Pfarrkonvent des Dekanats Schweinfurt

Laut Werbeplakat ist Hermannstadt eine dynamische Metropole für junge Leute

Vom 03.-07. Juli 2017 fand der Pfarrkonvent des evang.-luth. Dekanats Schweinfurt in Siebenbürgen statt. Was die 26 ReiseteilnehmerInnen samt Dekan Oliver Bruckmann und Dekan Günther Klöss-Schuster (DB Castell) dort alles erlebt haben und wem sie begegnet sind, davon handelt der folgende Bericht - hier: TEIL 1:

„Hermannstadt ist entzückend: bestes, altes, gutes Deutschland. Winklige Gassen, eine wundervolle Bevölkerung, sehr gutes Essen … Wir sprachen mit den Deutschen, die dort seit langen Jahrhunder­ten sitzen. Sie sprechen einen Dialekt, der ein wenig an das Alemannische anklingt, und manche Worte waren zu verstehen.“ Dies schrieb Kurt Tucholsky 1918 über seinen Kurzaufenthalt im heuti­gen Sibiu.

Fast genau ein Jahrhundert später sind die Gassen von Sibiu, ehemals Hermannstadt, immer noch winklig, das Essen sehr gut, und man spricht immer noch (etwas) Deutsch – einst beherrschten in Siebenbürgen rund 800.000 Menschen die deut­sche Sprache. Amtssprache ist längst Rumänisch und in einigen Restaurants die Kommunikation nur auf Englisch möglich. Denn „Ardeal“ bzw. „Erdély“, wie Siebenbürgen heute heißt, liegt seit 1918 im Herzen Rumäniens.

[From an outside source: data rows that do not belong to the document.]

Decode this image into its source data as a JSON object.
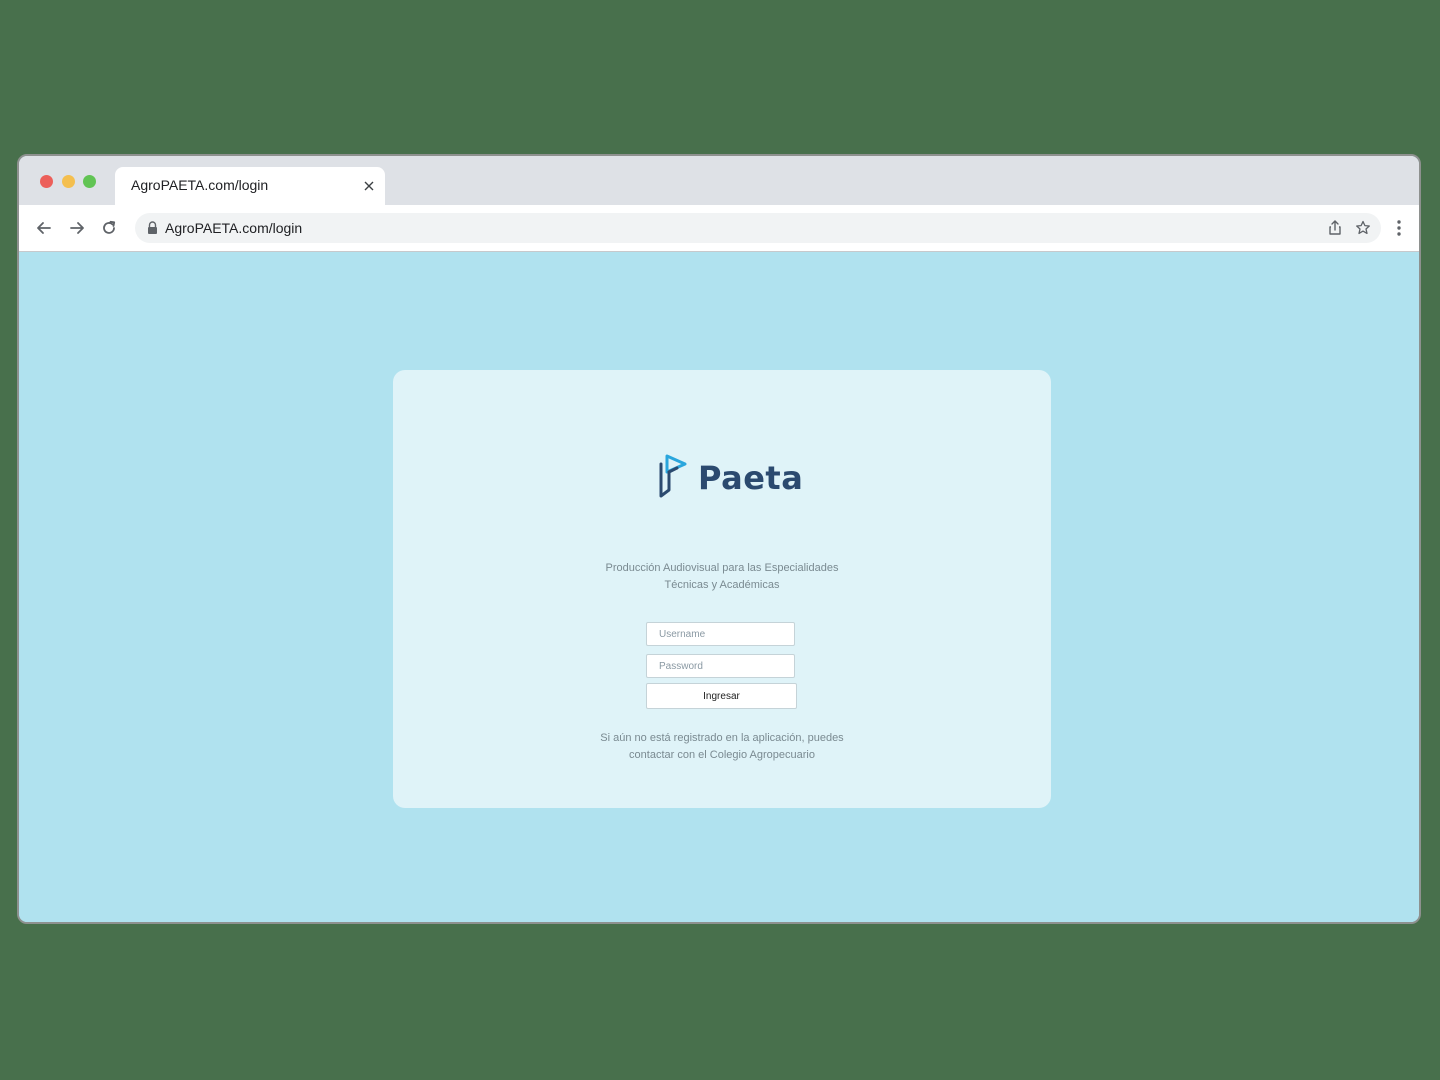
{
  "browser": {
    "tab_title": "AgroPAETA.com/login",
    "url": "AgroPAETA.com/login"
  },
  "icons": {
    "traffic_close": "red-dot-icon",
    "traffic_minimize": "yellow-dot-icon",
    "traffic_maximize": "green-dot-icon",
    "tab_close": "close-icon",
    "back": "arrow-left-icon",
    "forward": "arrow-right-icon",
    "reload": "reload-icon",
    "lock": "lock-icon",
    "share": "share-icon",
    "bookmark": "star-icon",
    "menu": "kebab-menu-icon"
  },
  "login": {
    "brand": "Paeta",
    "tagline_line1": "Producción Audiovisual para las Especialidades",
    "tagline_line2": "Técnicas y Académicas",
    "username_placeholder": "Username",
    "username_value": "",
    "password_placeholder": "Password",
    "password_value": "",
    "submit_label": "Ingresar",
    "footnote_line1": "Si aún no está registrado en la aplicación, puedes",
    "footnote_line2": "contactar con el Colegio Agropecuario"
  },
  "colors": {
    "page_background": "#48704c",
    "content_background": "#b0e2ef",
    "card_background": "#dff3f8",
    "brand_text": "#2b4a6f",
    "brand_accent": "#2aa6dd"
  }
}
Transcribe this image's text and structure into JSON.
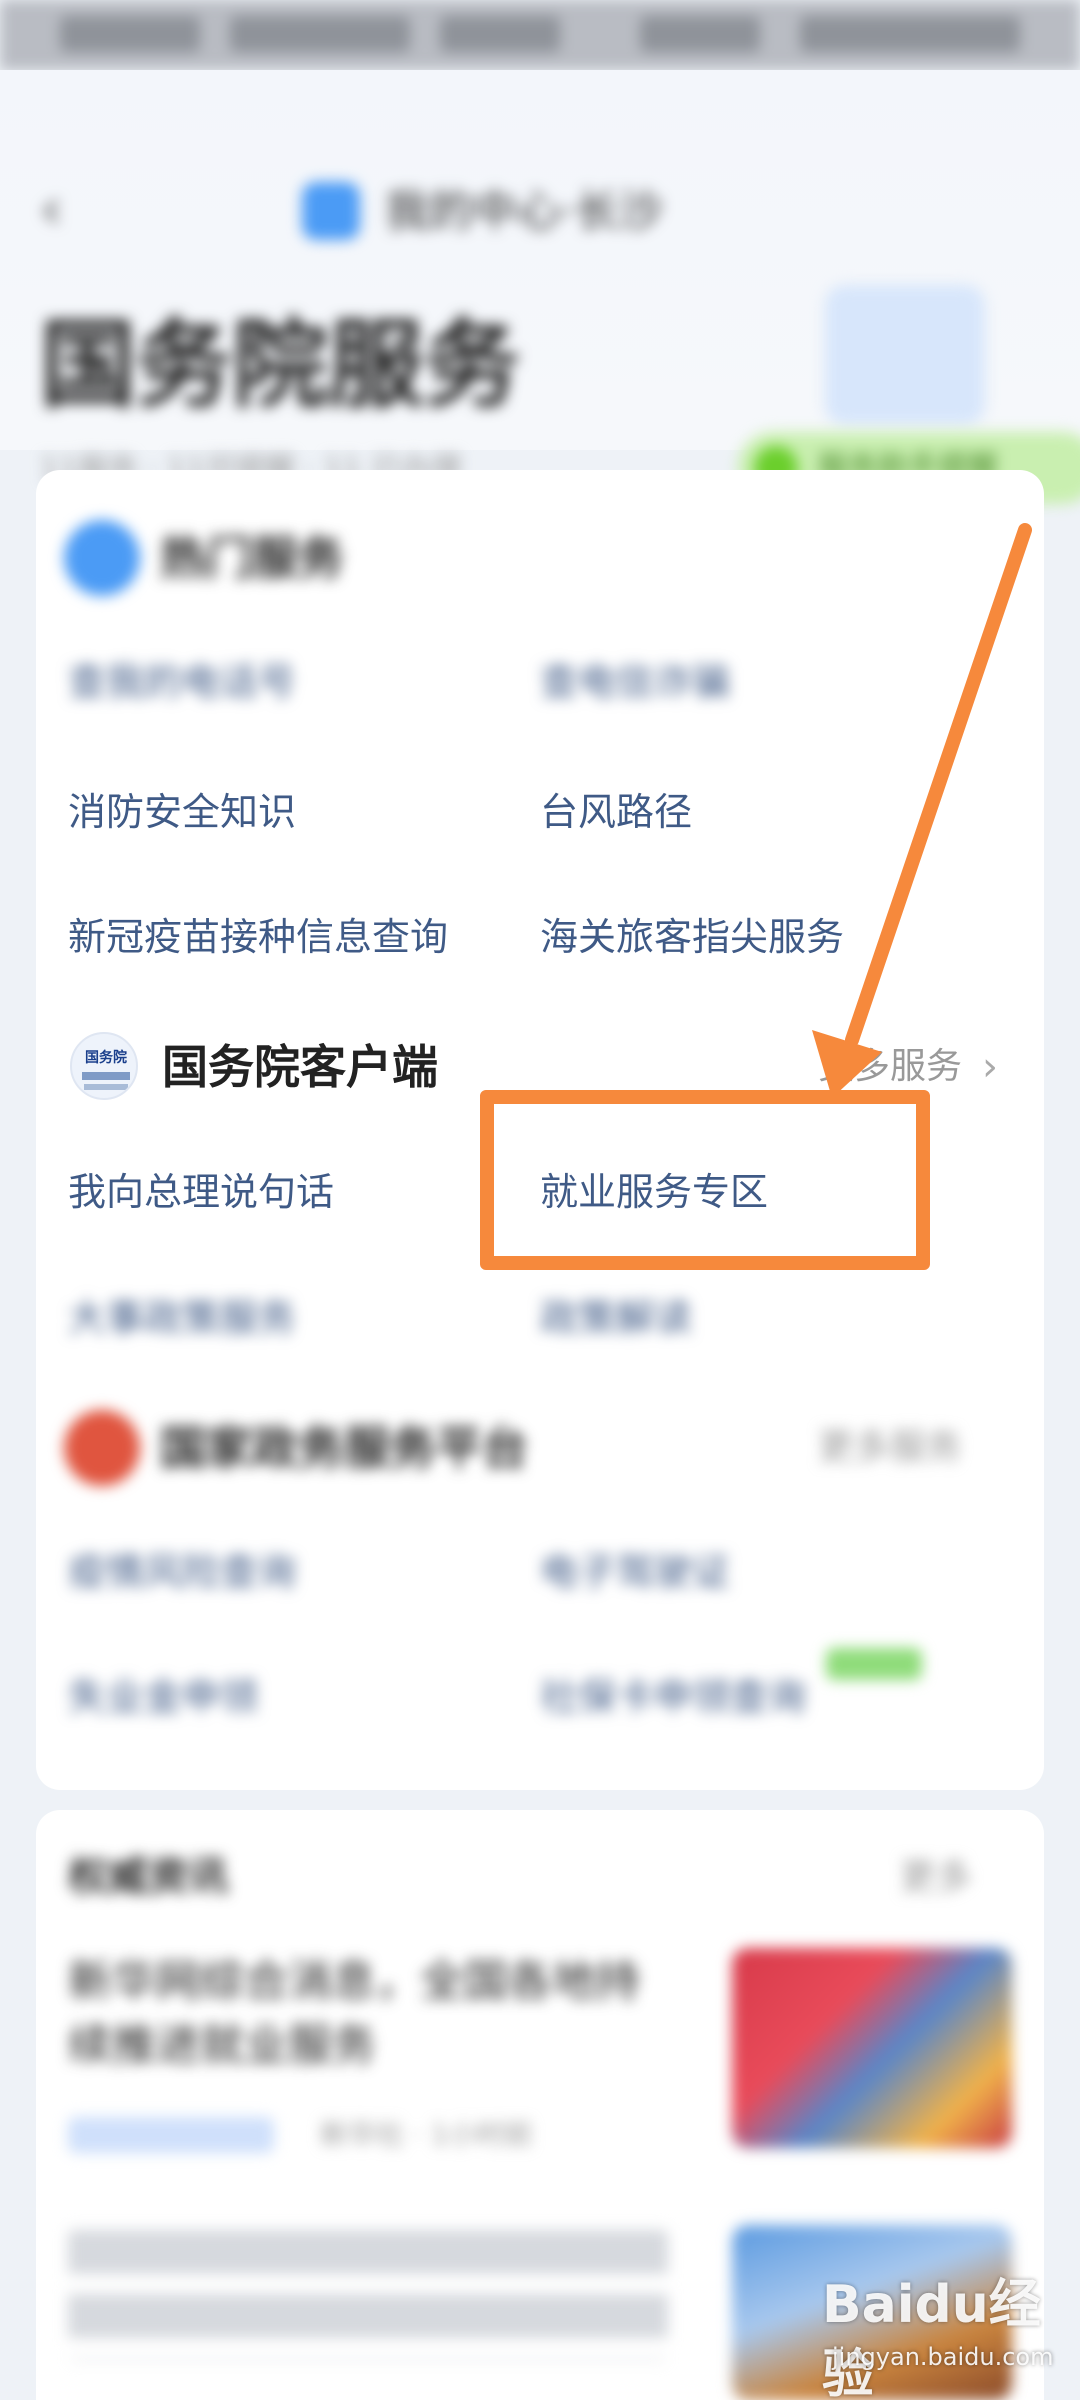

1. TAG: Montag, 3. Juli 2017: Hinflug und Hinführung ins Thema

Nach nur eineinhalb Stunden Direktflug von Nürnberg Landung auf dem kleinen internationalen Flughafen von Sibiu. Zwischen ihm und der Stadt: modernes Gewerbegebiet mit vertrauten Namen wie „Lidl“, „Penny“, „Kaufland“ - man fühlt sich sofort wie zu Hause. Stadtbuslinie Nr. 1 endet beim „Hornbach“-Baumarkt. Mit­ten in der Fußgängerzone ein ständig rege frequentierter „Billa“-Supermarkt, bis 23.00 Uhr geöffnet. Nein, uns mangelt nichts.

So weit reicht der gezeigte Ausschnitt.